Tem formação em cinema, já experimentou jornalismo, mas é na pintura que sente a sua verdadeira vocação?
A pintura exige papel ou uma tela, tintas e pincéis. Só. O cinema... bem o cinema um bocadinho mais! Talvez por isso tenha ganho espaço na minha vida com maior facilidade. Quando cheguei a Portugal (tirei o curso de cinema em Londres) queria trabalhar imediatamente e a televisão surgiu antes do que o cinema. Concorri a subsídios mas não ganhei. Enquanto trabalhava na SIC e posteriormente para a RTP terminei o curso de pintura que tinha iniciado antes de ir para Londres. Depois as coisas foram acontecendo por si. Não sei se a pintura é uma vocação, apenas que faz parte de mim e mesmo que venha a ter outra actividade, não deixarei de pintar. Nem que seja para gozo pessoal.

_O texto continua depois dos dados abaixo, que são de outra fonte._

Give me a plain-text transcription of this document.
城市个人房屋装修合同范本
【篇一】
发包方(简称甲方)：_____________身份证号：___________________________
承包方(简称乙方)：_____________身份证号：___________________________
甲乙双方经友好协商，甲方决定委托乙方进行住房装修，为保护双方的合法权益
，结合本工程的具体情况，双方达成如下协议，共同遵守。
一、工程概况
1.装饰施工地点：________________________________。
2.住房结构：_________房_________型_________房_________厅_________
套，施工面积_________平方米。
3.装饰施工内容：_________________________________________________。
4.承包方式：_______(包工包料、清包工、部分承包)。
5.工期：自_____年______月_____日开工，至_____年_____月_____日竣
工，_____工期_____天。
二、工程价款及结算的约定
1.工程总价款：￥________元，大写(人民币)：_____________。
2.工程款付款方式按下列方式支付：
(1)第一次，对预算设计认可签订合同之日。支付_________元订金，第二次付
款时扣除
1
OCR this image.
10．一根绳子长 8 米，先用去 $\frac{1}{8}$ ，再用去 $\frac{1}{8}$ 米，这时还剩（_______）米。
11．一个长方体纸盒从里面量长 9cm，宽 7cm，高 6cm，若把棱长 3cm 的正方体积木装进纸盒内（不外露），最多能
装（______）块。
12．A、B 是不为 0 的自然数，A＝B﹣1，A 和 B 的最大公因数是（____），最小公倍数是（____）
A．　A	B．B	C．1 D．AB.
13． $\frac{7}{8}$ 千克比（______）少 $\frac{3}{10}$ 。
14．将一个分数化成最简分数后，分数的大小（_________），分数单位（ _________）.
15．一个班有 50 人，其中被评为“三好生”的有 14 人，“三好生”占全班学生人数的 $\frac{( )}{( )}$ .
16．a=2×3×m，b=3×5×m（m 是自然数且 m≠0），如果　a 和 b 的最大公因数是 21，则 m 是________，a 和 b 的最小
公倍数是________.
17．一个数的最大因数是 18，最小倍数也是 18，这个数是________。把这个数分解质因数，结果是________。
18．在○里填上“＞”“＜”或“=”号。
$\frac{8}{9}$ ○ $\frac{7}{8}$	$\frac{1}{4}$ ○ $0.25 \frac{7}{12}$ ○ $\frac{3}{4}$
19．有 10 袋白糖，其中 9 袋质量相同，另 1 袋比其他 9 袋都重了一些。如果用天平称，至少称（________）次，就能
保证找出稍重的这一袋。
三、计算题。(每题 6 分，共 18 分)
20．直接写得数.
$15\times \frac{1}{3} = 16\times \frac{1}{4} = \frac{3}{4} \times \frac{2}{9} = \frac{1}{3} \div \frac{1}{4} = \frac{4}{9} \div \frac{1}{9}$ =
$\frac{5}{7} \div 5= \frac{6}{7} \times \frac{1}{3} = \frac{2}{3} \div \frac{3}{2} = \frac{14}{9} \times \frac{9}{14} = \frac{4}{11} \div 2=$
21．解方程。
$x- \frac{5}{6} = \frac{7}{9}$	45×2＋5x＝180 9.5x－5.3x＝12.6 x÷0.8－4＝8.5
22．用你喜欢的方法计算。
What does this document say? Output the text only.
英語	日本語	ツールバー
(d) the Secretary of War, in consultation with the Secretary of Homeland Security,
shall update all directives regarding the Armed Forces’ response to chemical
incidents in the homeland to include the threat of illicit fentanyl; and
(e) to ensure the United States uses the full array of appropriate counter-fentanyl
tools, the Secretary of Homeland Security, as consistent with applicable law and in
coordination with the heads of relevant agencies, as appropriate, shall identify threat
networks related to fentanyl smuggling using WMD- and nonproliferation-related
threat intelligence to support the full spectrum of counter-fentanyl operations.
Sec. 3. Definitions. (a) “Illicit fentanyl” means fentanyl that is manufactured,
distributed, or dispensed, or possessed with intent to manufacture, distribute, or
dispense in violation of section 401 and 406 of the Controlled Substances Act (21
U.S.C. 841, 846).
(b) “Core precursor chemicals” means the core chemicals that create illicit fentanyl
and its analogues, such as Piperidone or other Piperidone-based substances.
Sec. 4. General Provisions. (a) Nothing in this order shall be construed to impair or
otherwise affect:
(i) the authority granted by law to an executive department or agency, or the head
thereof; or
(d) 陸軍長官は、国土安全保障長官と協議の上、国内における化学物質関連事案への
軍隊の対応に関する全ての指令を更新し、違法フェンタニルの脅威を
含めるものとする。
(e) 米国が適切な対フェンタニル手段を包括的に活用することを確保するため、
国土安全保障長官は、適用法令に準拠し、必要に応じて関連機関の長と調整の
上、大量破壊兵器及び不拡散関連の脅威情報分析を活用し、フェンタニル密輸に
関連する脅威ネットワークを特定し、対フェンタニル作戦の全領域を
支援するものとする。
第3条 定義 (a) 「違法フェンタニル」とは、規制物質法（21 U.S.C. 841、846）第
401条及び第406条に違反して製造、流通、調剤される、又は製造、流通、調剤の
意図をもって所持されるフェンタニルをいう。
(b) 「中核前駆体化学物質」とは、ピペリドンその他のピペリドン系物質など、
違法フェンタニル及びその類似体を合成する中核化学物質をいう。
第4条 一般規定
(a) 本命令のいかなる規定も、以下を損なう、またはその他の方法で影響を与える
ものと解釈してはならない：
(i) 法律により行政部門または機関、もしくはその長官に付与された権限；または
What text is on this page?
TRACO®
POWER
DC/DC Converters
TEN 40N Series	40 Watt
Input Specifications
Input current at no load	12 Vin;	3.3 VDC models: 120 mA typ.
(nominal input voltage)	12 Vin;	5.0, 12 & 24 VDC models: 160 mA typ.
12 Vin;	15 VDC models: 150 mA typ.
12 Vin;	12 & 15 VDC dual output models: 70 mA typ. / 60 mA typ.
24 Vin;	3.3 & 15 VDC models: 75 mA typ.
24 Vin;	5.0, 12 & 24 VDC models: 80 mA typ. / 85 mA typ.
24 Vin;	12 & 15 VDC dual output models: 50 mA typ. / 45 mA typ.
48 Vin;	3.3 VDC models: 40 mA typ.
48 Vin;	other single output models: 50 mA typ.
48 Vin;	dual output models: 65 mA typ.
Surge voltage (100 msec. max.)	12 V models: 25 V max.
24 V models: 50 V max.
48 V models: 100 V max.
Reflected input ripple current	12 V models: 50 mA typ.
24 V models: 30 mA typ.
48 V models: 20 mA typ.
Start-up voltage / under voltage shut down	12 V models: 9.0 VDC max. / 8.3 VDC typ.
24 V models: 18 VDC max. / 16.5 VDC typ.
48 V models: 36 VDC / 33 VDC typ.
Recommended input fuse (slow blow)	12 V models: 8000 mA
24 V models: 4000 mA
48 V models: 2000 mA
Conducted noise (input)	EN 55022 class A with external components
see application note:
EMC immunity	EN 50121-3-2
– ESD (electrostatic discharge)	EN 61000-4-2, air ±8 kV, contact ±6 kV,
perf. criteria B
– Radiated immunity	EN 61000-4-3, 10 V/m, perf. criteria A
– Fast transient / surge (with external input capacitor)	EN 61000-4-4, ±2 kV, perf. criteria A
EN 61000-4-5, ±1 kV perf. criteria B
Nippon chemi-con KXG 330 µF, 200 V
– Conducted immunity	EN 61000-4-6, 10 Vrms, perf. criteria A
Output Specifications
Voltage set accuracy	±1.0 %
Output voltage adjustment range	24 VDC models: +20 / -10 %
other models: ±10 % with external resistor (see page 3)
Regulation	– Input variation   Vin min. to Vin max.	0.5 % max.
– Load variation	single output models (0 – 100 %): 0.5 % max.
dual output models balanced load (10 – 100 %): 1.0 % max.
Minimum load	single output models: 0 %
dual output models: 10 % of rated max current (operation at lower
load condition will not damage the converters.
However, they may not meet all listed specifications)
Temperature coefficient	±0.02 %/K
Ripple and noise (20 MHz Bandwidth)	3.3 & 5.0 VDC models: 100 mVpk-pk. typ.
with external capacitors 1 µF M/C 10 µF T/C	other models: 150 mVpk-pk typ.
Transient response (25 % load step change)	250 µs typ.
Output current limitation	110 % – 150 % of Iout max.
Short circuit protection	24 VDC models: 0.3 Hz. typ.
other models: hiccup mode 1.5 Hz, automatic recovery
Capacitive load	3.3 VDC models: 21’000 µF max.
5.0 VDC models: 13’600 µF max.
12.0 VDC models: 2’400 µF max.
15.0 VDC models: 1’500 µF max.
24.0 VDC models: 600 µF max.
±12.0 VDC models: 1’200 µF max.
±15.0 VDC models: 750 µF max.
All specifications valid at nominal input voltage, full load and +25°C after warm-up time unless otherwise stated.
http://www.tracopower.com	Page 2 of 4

Como foi o despoletar deste bichinho na sua vida?
A minha mãe andou nas Belas Artes e guardou uma pasta A3 com alguns dos seus melhores desenhos. Um dia mostrou-me esses trabalhos e como desenhava maravilhosamente (e ainda desenha) despertou em mim uma enorme vontade de aprender. Era difícil acreditar que se podia reproduzir a realidade com aquela precisão. E aos poucos foi-me ensinando a desenhar, sublinhando sempre a importância de observar o pormenor.

Como era a Rita Fernandes em pequena…já gostava de pintar?
Desenhava muito. Tinha pilhas de cadernos com desenhos de tudo o que me rodeava. A pintura surgiu mais tarde. Talvez só aos 14, 15 anos é que comecei a pintar regularmente a aguarela.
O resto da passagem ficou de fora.